What is the most common & universal type format for an audio CD? I made a music CD in MP3 format which will play fine in my car, but won't play in a friend's home DVD-CD player.

I need to choose a format that will play in most situations.

thanks, Robt


----------



## stantley (May 22, 2005)

The term Audio CD generally refers to commercial CD's and to homemade ones that are just like the commercial ones and there is only one format. They're the most universal because they'll play on older CD players as well as new.

The most universal compressed format is Mp3 and the newer CD players will play both Audio CD's and Mp3 CD's. Mp3's can be made with a Constant Bit Rate (CBR) or Variable Bit Rate (VBR). Most players will play both, but some can only play CBR. So a CBR Mp3 CD would be the most universal of the compressed format.

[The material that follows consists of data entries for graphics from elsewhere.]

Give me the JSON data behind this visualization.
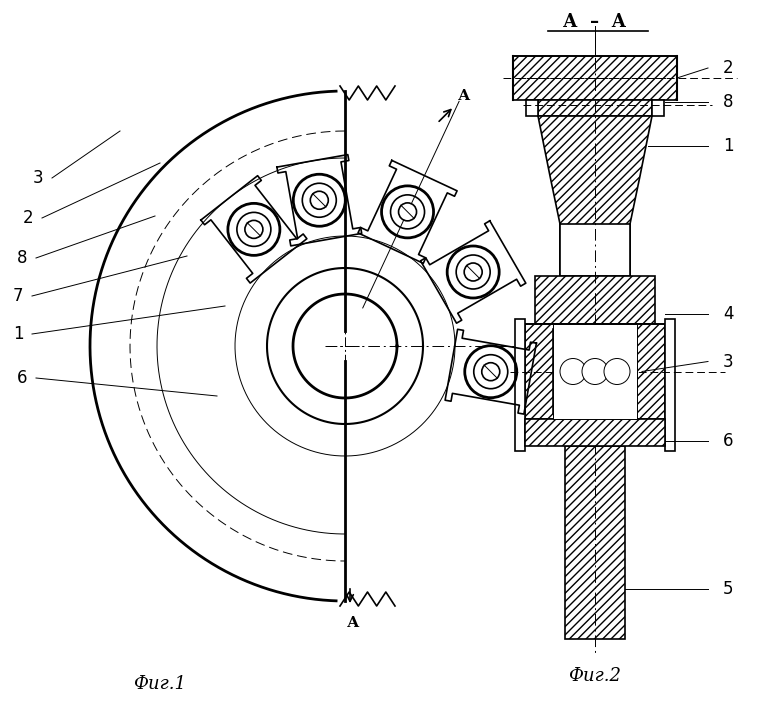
{
  "fig1_label": "Фиг.1",
  "fig2_label": "Фиг.2",
  "section_label": "А  –  А",
  "bg_color": "#ffffff",
  "line_color": "#000000",
  "fig_width": 7.8,
  "fig_height": 7.14,
  "dpi": 100
}
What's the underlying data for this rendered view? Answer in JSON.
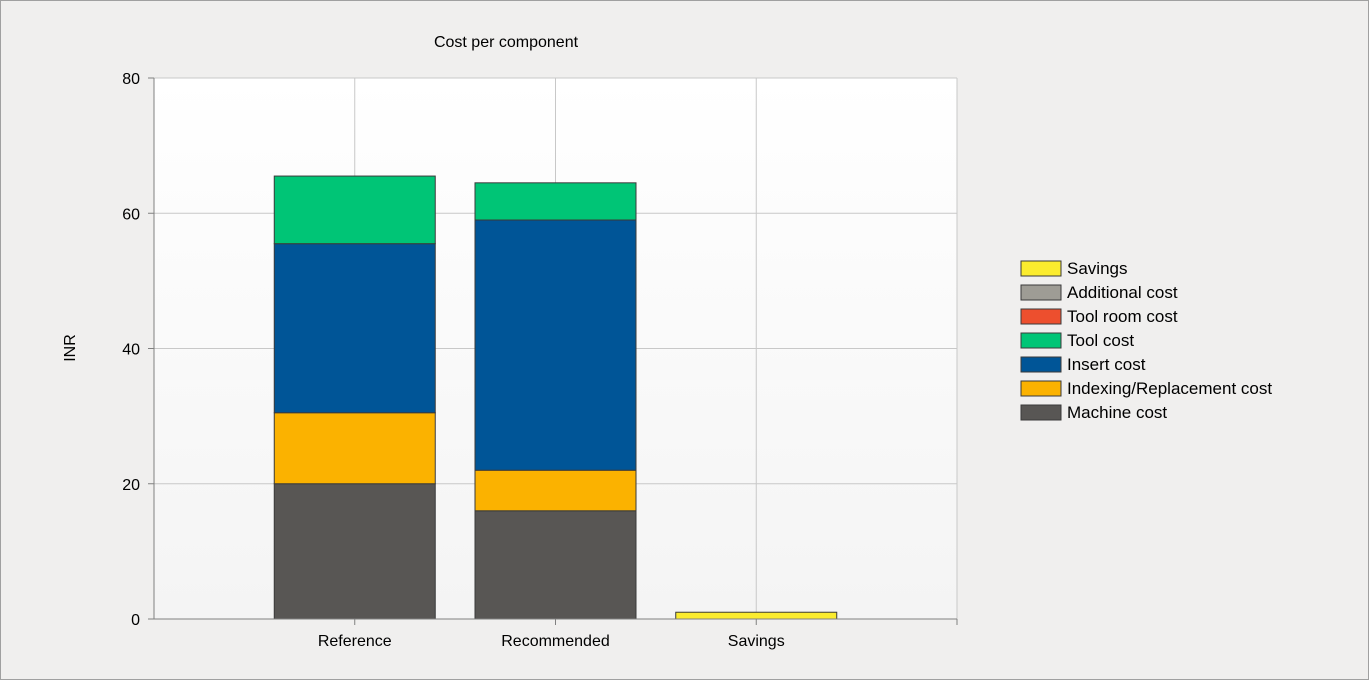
{
  "chart_data": {
    "type": "bar",
    "stacked": true,
    "title": "Cost per component",
    "xlabel": "",
    "ylabel": "INR",
    "ylim": [
      0,
      80
    ],
    "yticks": [
      0,
      20,
      40,
      60,
      80
    ],
    "categories": [
      "Reference",
      "Recommended",
      "Savings"
    ],
    "series": [
      {
        "name": "Machine cost",
        "color": "#585654",
        "values": [
          20,
          16,
          0
        ]
      },
      {
        "name": "Indexing/Replacement cost",
        "color": "#fbb200",
        "values": [
          10.5,
          6,
          0
        ]
      },
      {
        "name": "Insert cost",
        "color": "#005597",
        "values": [
          25,
          37,
          0
        ]
      },
      {
        "name": "Tool cost",
        "color": "#00c576",
        "values": [
          10,
          5.5,
          0
        ]
      },
      {
        "name": "Tool room cost",
        "color": "#ed4f2e",
        "values": [
          0,
          0,
          0
        ]
      },
      {
        "name": "Additional cost",
        "color": "#9e9c95",
        "values": [
          0,
          0,
          0
        ]
      },
      {
        "name": "Savings",
        "color": "#fbec2e",
        "values": [
          0,
          0,
          1
        ]
      }
    ],
    "legend_order": [
      "Savings",
      "Additional cost",
      "Tool room cost",
      "Tool cost",
      "Insert cost",
      "Indexing/Replacement cost",
      "Machine cost"
    ],
    "legend_position": "right",
    "grid": true
  }
}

If you want to play CD's on your friends DVD-CD player you'll have to make the basic Audio CD's.


----------



## Couriant (Mar 26, 2002)

Note that using Audio CD for the burn option will limit on how much songs you will have. (usually around 14, compared to about 100 on an MP3 disc)


----------



## MysticEyes (Mar 30, 2002)

> What is the most common & universal type format for an *audio CD*


There is only one.

_An audio CD consists of one or more stereo tracks stored using 16-bit PCM coding at a sampling rate of 44.1 kHz. Standard CDs have a diameter of 120 mm and can hold approximately 80 minutes of audio. _

Your mp3 disc is a DATA disc.


----------